In the instant case, when the hose first arrives in the U.S. in its imported condition, the hose is on large reels without a specified use. It has the potential to be used in a variety of different ways, but it is not ready for any specific use. In cutting the hose to meet a specified length and attaching an end piece, Amflo changes the nature and the character of the article. The hose becomes dedicated to a particular purpose. The product is no longer simply a hose but an air tool product such as a hose assembly or tire inflator gauge. The hose becomes part of these devices and it loses its separate identity. The product has a specific use, related to the distribution or measuring of water or compressed air. Accordingly, we find that Amflo, by processing the hose to manufacture hose assembly and tire inflator gauges, substantially transforms the hose into an article with a new name, character and use. In accordance, with 19 CFR 134.35, we find that Amflo is the ultimate purchaser of the hose. Accordingly, the hose itself may be excepted from country of origin marking, provided the reels are properly marked with the country of origin of the hose.

You also request an exception from marking under 19 CFR 134.32(g), which pertains to articles which are processed by the importer or for his account in such manner that any country of origin marking would be necessarily obliterated, destroyed, or permanently concealed. Insufficient evidence has been presented in support of this claim.

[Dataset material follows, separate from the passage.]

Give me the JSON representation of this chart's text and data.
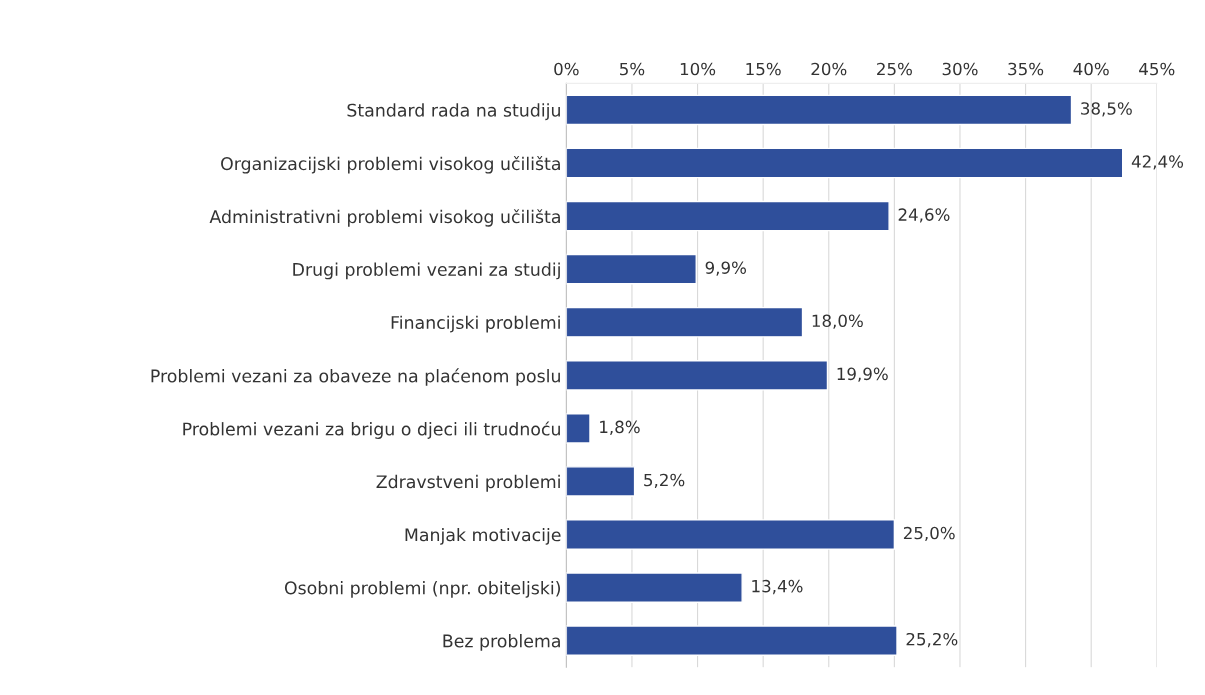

Finally, you request an exception to marking the hose based on 19 CFR 134.32(h) because Amflo, the ultimate purchaser, knows the country of origin of the hose. This provision excepts from marking articles for which the ultimate purchaser must necessarily know the country of origin by reason of the circumstances of their importation. A letter from Amflo which indicates that it knows the hose is manufactured in Taiwan was submitted. If an article is excepted from country of origin marking under 19 CFR 134.32(h), then the containers of the articles do not have to be marked under 19 CFR 134.23(d)(1). Customs has ruled that for the 19 CFR 134.32(h) exception, an ultimate purchaser necessarily knows the country of origin by reason of the circumstances of their importation only if the ultimate purchaser has direct contact with the foreign supplier. See HQ 731967, May 11, 1990. In this case, there is no evidence that Amflo has direct contact with the foreign supplier of the hose in Taiwan, and therefore the hose is not excepted from country of origin marking under 19 CFR 134.32(h).

HOLDING:

Amflo, by processing the hose into tire gauges and hose assemblies, performs a substantial transformation and is the ultimate purchaser of the imported hose. Insufficient evidence has been presented in support of either the 19 CFR 132.32(g) or (h) exceptions. Therefore, the hose is excepted from marking provided that the reels are marked to indicate the country of origin of the hose and Customs officials at the port of entry are satisfied that the hose will be used only in the manner described above and that Amflo will receive the hose on the marked reels.